Now that I have your attention let me tell you that Anita Nair might very well be my favourite Indian writer and I’m quite shocked this book didn’t do better because it’s very hard to find any serious flaw in it.
Here is a story of Radha, Shyam and Chris, a love triangle that feels refreshingly real and authentic. You can’t help but notice a certain cynicism with which Nair presents the romantic affairs of mortals, born out of hormones and boredom. This cynicism is absent in the narrative when the subject of love is art, in this instance the art of kathakali whose ‘facial expressions’/ basica emotions (navarasams) provide the structure to the novel.
It starts with Sringaaram – Love:
"Love. Let us begin with sringaaram. Do we know other words for it? Or do we know it by the widening of the eye, the arching of eyebrows, the softness of the mouth that curves, by that swelling of breath from each nerve-end wanting to cup a contour?
We have words for this flooding that can sweep away all other thoughts. Pleasure, longing, lust… we call it by so many names. It is human to do so. To give a name to everything and everybody, to classify and segregate. For only then we can measure the extent of this need to know, to conquer, to hold this wondrous being, this creature that suffuses every moment with a strange and inexplicable yearning."

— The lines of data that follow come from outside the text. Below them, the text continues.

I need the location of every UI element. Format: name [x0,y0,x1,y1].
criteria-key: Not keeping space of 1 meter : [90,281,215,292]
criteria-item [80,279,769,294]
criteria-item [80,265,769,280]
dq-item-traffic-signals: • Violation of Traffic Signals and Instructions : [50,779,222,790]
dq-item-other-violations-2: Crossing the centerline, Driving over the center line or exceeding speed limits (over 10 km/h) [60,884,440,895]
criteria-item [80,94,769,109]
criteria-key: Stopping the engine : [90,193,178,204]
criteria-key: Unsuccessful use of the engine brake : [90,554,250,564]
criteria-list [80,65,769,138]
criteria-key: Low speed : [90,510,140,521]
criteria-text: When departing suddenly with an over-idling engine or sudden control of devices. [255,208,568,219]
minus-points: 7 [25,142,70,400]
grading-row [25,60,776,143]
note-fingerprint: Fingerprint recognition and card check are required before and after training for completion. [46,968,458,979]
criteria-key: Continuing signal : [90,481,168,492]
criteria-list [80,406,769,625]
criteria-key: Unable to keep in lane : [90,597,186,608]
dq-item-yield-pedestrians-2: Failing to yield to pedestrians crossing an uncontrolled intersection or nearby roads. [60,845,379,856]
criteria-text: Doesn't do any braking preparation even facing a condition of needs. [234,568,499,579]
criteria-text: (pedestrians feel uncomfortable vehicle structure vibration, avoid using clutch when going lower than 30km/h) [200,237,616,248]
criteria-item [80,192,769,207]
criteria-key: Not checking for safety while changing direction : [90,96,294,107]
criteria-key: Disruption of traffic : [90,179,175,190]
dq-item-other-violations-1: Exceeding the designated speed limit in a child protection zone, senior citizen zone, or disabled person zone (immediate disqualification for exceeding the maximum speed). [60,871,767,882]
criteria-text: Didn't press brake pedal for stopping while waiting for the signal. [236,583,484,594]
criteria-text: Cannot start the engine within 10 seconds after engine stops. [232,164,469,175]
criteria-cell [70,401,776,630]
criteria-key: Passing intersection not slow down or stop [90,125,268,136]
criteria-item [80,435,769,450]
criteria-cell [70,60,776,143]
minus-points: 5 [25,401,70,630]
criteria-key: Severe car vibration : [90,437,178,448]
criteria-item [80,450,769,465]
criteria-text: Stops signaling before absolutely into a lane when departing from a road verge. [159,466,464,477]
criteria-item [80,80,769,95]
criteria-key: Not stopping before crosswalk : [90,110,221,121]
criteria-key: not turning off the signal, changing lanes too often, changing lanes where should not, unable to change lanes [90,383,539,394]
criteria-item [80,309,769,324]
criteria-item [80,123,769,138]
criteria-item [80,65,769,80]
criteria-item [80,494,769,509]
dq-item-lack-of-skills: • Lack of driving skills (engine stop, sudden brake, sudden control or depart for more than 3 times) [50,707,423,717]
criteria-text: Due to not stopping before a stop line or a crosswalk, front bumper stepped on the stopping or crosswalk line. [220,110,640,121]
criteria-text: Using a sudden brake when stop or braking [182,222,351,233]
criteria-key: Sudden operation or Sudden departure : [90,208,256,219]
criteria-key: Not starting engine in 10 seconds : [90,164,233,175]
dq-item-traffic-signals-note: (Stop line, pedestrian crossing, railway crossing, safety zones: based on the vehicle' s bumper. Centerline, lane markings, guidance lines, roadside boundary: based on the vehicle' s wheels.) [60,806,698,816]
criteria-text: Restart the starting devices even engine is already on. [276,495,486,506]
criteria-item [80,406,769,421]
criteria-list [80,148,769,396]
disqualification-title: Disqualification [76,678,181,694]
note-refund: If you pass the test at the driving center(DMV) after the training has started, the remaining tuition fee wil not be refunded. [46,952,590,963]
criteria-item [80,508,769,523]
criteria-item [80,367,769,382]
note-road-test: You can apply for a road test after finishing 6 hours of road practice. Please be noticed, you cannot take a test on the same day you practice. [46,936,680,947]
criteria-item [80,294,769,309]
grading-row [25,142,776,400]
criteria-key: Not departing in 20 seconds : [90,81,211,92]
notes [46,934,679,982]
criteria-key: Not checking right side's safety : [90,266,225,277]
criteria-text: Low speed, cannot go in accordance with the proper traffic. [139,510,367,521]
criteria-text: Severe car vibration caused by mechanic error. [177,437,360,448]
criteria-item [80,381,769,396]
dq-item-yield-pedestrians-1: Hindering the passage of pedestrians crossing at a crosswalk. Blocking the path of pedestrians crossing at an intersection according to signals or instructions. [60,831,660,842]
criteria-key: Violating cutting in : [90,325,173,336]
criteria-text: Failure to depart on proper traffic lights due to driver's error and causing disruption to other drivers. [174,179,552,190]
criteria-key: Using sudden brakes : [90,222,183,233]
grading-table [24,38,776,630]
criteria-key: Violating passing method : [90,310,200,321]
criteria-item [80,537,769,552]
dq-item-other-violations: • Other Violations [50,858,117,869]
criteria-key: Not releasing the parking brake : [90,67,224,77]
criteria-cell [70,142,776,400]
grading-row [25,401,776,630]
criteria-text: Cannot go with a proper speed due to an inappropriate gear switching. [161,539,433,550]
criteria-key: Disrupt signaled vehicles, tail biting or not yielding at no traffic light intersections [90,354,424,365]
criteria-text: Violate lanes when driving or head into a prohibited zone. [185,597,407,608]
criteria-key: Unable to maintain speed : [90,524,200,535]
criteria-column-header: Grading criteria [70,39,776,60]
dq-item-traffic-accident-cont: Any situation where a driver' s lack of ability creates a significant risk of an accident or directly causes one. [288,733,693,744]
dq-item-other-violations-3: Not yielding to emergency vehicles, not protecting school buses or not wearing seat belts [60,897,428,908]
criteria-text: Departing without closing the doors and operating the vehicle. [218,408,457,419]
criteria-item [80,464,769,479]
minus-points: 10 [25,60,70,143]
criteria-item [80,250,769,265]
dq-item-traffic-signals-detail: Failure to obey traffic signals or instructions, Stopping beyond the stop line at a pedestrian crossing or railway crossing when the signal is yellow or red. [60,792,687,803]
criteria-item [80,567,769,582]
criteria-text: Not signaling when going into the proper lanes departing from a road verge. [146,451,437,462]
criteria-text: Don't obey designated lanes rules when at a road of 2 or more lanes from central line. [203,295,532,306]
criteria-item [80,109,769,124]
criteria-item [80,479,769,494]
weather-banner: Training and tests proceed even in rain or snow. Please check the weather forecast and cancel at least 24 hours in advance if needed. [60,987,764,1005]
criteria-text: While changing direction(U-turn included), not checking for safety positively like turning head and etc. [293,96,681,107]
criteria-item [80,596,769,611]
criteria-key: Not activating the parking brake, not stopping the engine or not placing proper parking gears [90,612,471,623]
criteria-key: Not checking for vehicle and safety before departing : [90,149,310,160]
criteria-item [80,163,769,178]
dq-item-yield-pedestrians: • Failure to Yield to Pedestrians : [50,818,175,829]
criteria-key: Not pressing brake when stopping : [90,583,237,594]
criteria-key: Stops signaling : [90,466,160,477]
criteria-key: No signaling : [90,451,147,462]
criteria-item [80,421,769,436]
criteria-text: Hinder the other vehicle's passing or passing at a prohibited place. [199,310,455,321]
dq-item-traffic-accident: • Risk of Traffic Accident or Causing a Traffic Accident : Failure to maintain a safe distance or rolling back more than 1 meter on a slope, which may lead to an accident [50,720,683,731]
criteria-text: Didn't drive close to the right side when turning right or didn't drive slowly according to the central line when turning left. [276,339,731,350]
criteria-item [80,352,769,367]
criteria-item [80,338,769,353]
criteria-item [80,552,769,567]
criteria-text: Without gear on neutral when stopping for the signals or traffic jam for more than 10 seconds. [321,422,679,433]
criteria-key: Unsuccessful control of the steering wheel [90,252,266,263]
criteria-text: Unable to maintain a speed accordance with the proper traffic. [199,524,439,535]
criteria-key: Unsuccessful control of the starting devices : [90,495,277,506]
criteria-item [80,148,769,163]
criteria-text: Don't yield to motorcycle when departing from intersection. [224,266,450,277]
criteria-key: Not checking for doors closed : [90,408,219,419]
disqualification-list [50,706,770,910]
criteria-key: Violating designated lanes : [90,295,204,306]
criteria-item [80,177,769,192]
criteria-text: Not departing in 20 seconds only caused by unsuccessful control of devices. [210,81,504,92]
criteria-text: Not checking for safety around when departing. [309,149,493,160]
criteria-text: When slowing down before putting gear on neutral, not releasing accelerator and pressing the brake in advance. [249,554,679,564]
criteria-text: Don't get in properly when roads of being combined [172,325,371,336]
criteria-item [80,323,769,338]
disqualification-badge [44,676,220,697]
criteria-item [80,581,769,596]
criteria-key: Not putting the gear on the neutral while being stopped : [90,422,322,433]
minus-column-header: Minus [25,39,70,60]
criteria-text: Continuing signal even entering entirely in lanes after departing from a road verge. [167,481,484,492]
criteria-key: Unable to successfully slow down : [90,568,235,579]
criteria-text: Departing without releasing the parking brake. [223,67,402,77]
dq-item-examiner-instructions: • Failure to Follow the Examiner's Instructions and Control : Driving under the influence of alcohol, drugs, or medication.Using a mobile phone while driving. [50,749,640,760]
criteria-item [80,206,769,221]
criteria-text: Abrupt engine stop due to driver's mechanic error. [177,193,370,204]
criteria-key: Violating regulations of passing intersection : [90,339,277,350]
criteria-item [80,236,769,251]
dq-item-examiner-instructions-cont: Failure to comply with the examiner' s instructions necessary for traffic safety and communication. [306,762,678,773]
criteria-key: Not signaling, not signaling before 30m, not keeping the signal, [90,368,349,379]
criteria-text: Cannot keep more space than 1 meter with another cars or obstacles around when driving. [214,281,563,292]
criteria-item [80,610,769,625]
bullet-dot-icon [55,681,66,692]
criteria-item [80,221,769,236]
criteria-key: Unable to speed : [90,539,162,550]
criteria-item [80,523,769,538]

And it ends with Shaantam – Peace:
"Shaantam. How do we depict peace? What do we school our features into? Shaantam is not a face devoid of expression. Shaantam is not the absence of muscle movement. Shaantam is not turning yourself into a catatonic being. […] Is it the stillness of the hour before dawn in a summer month, when a thin line of light appears on the horizon? The sky and so is the earth. The birds are still asleep and even the breeze is reined in by the heat that waits. There is a stillness to that hour that you can learn from. Rein in all thoughts. Calm your mind. Feel the stillness within your being."
In a way this is the story it tells. Of a tumultuous journey to achieve peace. The journey taken by Shyam, the rejected husband, Radha, the longing-for-something-else wife and even Koman, Radha’s uncle – the master of kathakali - an art form that's a difficult mistress. It takes years of excruciating practice to perfect, but the final product can only be appreciated by a knowledgeable few.
‘Mistress’ is also about what it means to be an artist and how an artist can find peace without losing the fire that adds the edge to their art.
This book is utterly beautiful and I urge you to read it. It offers so much more than its ‘romance-in-exotic-setting’ sort of cover would have you think.